It was when I created my LinkedIn page earlier last year that the reality of it all hit me. Writer and editor? That was exactly what I have been doing for four years now. Did I start out wanting to be a writer? Of course. Doesn’t everyone? I have not yet met a single person that has not harboured dreams about writing, and yet their reasons for why they are not writing are endless: when I stop working… when my kids are grown… when I can find the time…
Similarly for me, writing was something I always thought I would do when the time was right.
A post-graduate economics degree later, a couple of years working as a research assistant, followed by my first year as a trailing spouse; subsequent years later as an analyst in an investment bank, a second expatriation, then a third, and here I was finally writing. I often look at my life and think: how did I get here?
Survival mode, that’s how an acquaintance put it. You have to find your own setting. I’d groaned inwardly when I heard this the first time. This was three years ago. Here we go, I thought, more pearls of wisdom from the experts amongst the expats. Survival mode, find your own setting – yeah, right!
Perhaps my problem was that it was not put as eloquently as I would have liked, perhaps it sounded more like a sales pitch than words from the wise. In reality it was exactly the thing every trailing spouse needs to hear, and you need to hear it in the early years of being a trailing spouse before the disenchantment sets in.
Over my four years as a trailing spouse, I have been a volunteer; a member of an International Women’s Group that does charity work; I have tried my hand at being “a lady that lunches” – I did not enjoy that role too much; ultimately I have settled on writing. Writing is something I have always done, granted then it was economic reports and marketing documents rather than lifestyle writing and blogging. As it turns out I really do enjoy doing it – which is an added bonus.

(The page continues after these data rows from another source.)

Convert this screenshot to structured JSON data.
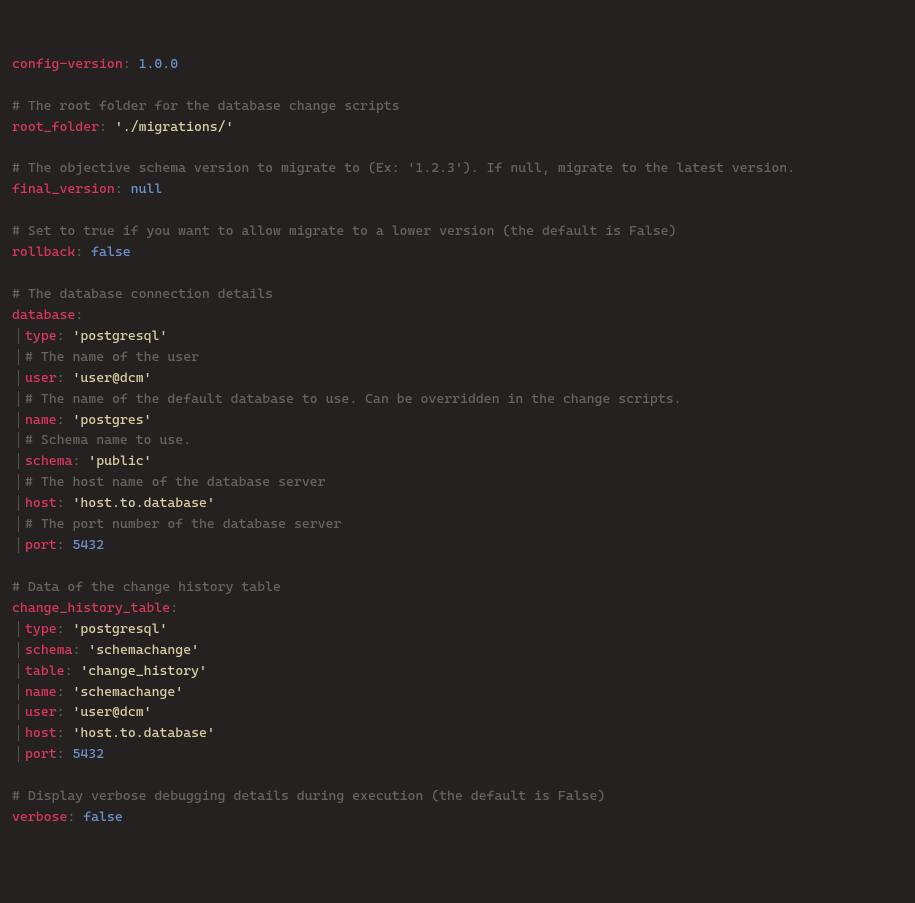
{
  "line1_key": "config-version",
  "line1_val": "1.0.0",
  "comment_root": "# The root folder for the database change scripts",
  "root_folder_key": "root_folder",
  "root_folder_val": "'./migrations/'",
  "comment_final": "# The objective schema version to migrate to (Ex: '1.2.3'). If null, migrate to the latest version.",
  "final_key": "final_version",
  "final_val": "null",
  "comment_rollback": "# Set to true if you want to allow migrate to a lower version (the default is False)",
  "rollback_key": "rollback",
  "rollback_val": "false",
  "comment_db": "# The database connection details",
  "database_key": "database",
  "db_type_key": "type",
  "db_type_val": "'postgresql'",
  "db_comment_user": "# The name of the user",
  "db_user_key": "user",
  "db_user_val": "'user@dcm'",
  "db_comment_name": "# The name of the default database to use. Can be overridden in the change scripts.",
  "db_name_key": "name",
  "db_name_val": "'postgres'",
  "db_comment_schema": "# Schema name to use.",
  "db_schema_key": "schema",
  "db_schema_val": "'public'",
  "db_comment_host": "# The host name of the database server",
  "db_host_key": "host",
  "db_host_val": "'host.to.database'",
  "db_comment_port": "# The port number of the database server",
  "db_port_key": "port",
  "db_port_val": "5432",
  "comment_cht": "# Data of the change history table",
  "cht_key": "change_history_table",
  "cht_type_key": "type",
  "cht_type_val": "'postgresql'",
  "cht_schema_key": "schema",
  "cht_schema_val": "'schemachange'",
  "cht_table_key": "table",
  "cht_table_val": "'change_history'",
  "cht_name_key": "name",
  "cht_name_val": "'schemachange'",
  "cht_user_key": "user",
  "cht_user_val": "'user@dcm'",
  "cht_host_key": "host",
  "cht_host_val": "'host.to.database'",
  "cht_port_key": "port",
  "cht_port_val": "5432",
  "comment_verbose": "# Display verbose debugging details during execution (the default is False)",
  "verbose_key": "verbose",
  "verbose_val": "false"
}
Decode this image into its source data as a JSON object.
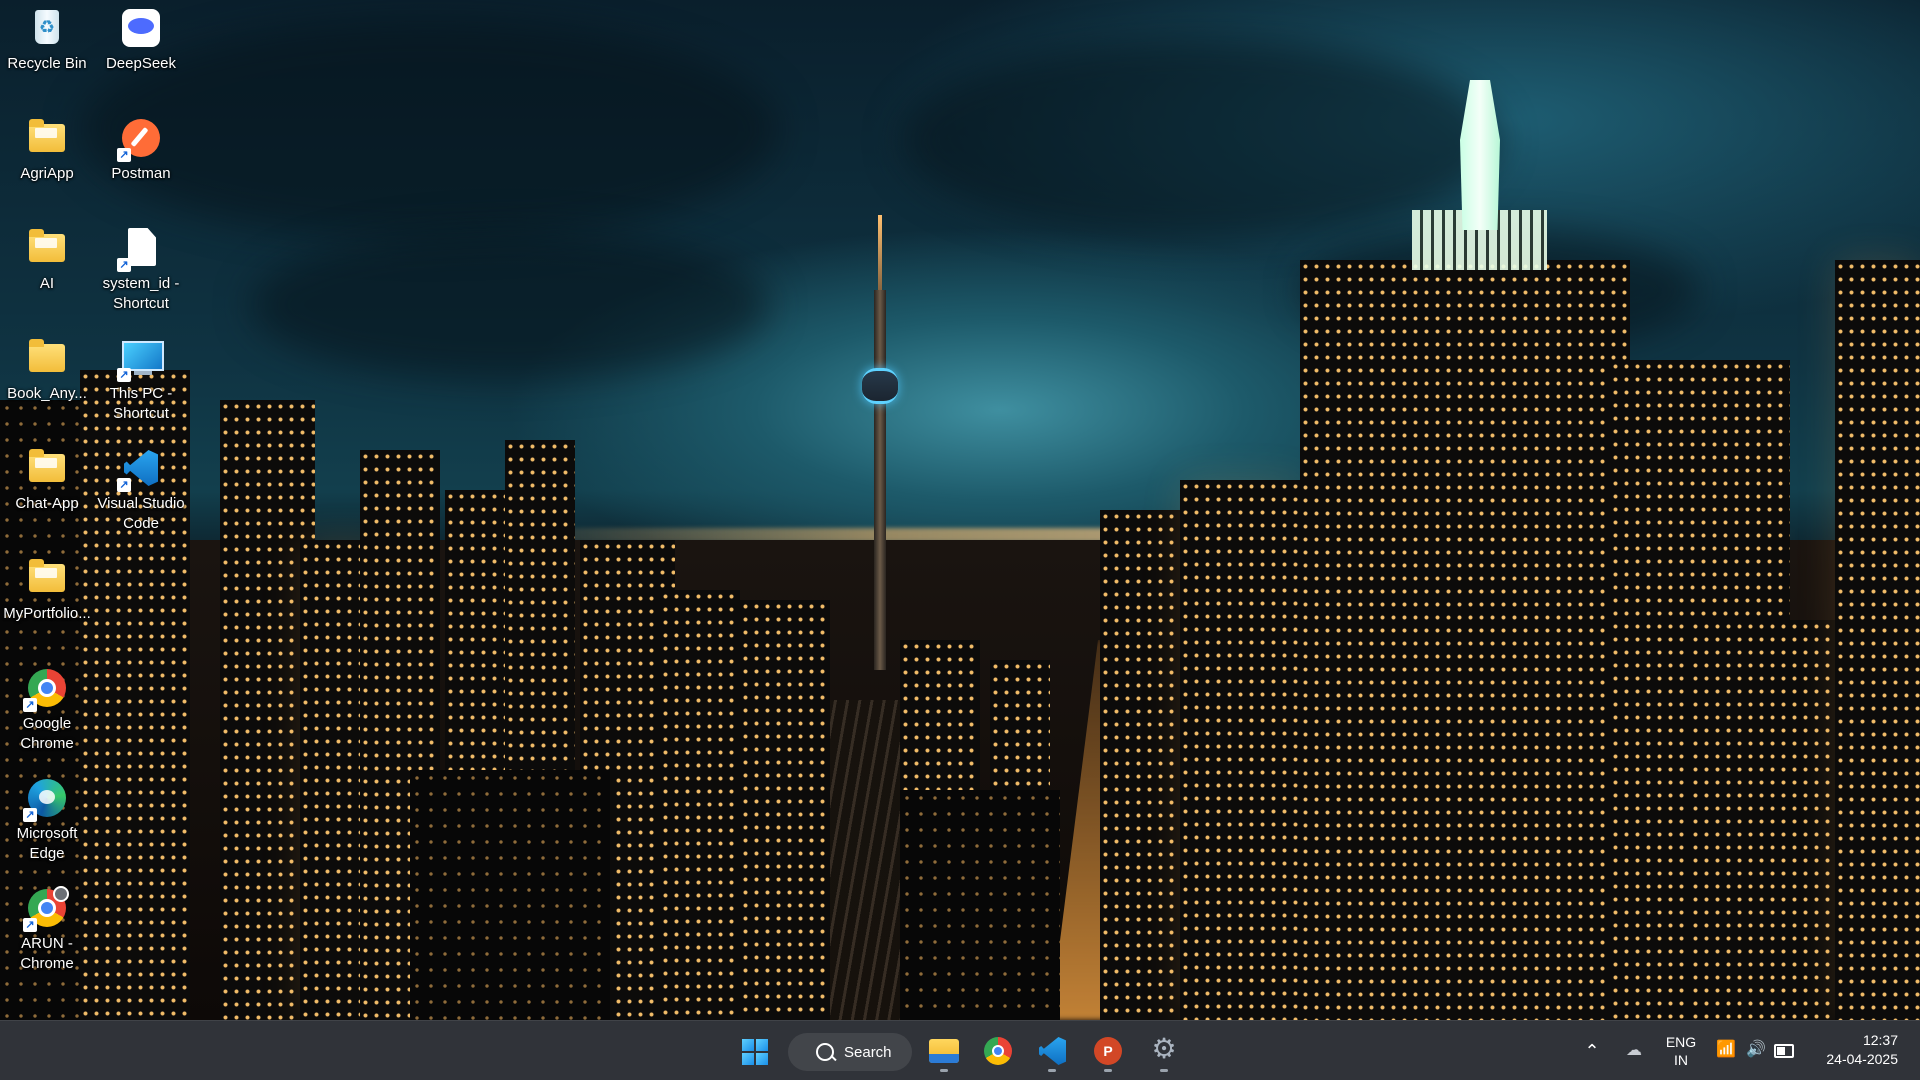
{
  "desktop": {
    "icons": [
      {
        "label": "Recycle Bin",
        "icon": "recycle-bin-icon"
      },
      {
        "label": "DeepSeek",
        "icon": "deepseek-icon"
      },
      {
        "label": "AgriApp",
        "icon": "folder-icon"
      },
      {
        "label": "Postman",
        "icon": "postman-icon"
      },
      {
        "label": "AI",
        "icon": "folder-icon"
      },
      {
        "label": "system_id - Shortcut",
        "icon": "file-shortcut-icon"
      },
      {
        "label": "Book_Any...",
        "icon": "folder-icon"
      },
      {
        "label": "This PC - Shortcut",
        "icon": "this-pc-icon"
      },
      {
        "label": "Chat-App",
        "icon": "folder-icon"
      },
      {
        "label": "Visual Studio Code",
        "icon": "vscode-icon"
      },
      {
        "label": "MyPortfolio...",
        "icon": "folder-icon"
      },
      {
        "label": "Google Chrome",
        "icon": "chrome-icon"
      },
      {
        "label": "Microsoft Edge",
        "icon": "edge-icon"
      },
      {
        "label": "ARUN - Chrome",
        "icon": "chrome-profile-icon"
      }
    ]
  },
  "taskbar": {
    "search_label": "Search",
    "apps": [
      {
        "name": "start",
        "icon": "windows-logo-icon"
      },
      {
        "name": "file-explorer",
        "icon": "file-explorer-icon"
      },
      {
        "name": "chrome",
        "icon": "chrome-icon"
      },
      {
        "name": "vscode",
        "icon": "vscode-icon"
      },
      {
        "name": "powerpoint",
        "icon": "powerpoint-icon"
      },
      {
        "name": "settings",
        "icon": "settings-gear-icon"
      }
    ],
    "tray": {
      "language_line1": "ENG",
      "language_line2": "IN",
      "time": "12:37",
      "date": "24-04-2025"
    }
  },
  "colors": {
    "taskbar_bg": "#1e2228",
    "accent_blue": "#1a8fe8",
    "folder_yellow": "#f2bd3a"
  }
}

I have, over the years, met a PhD graduate turned artist, a medical doctor turned volunteer, a concert pianist turned jewelry designer and creator, numerous marketing professionals turned NGO workers, a lawyer who sits on her daughters’ school board, and various other smart, educated, former professionals who are now living completely different lives.
When I hear people say that they gave up their careers and carved out entirely different lives for themselves as artists, writers, and photographers, I am envious.
My getting to this place would have been so much easier if I had simply accepted that my life as I knew and wanted it would change irrevocably; that it was best to seek professional fulfillment in other ways, in the earlier years. I would not have spent years longing for a career I had to give up. I would have made my five-year-plan about getting on with my life under the changed circumstances. I would have started writing sooner – more seriously. I would have taken online courses to improve my craft earlier.
I would have appreciated that I no longer had to feel guilty about not seeing my children enough because I had to work, or to feel guilty about leaving work early because I had a sick child at home. I would not have balked at the idea of joining an expat women’s group – seeing it as demeaning to be part of a club of women that do no work.
Would I have marketed myself more as a writer? Without a doubt. I would not have abandoned my networking skills – not ever. I would have aggressively followed up more on those words uttered over morning coffees and evening cocktails: call me so we can talk, email me your profile – your ideas – your writing samples.
In short, I would have completely embraced the fact that reinvention was the key to me
surviving living my years as a trailing spouse.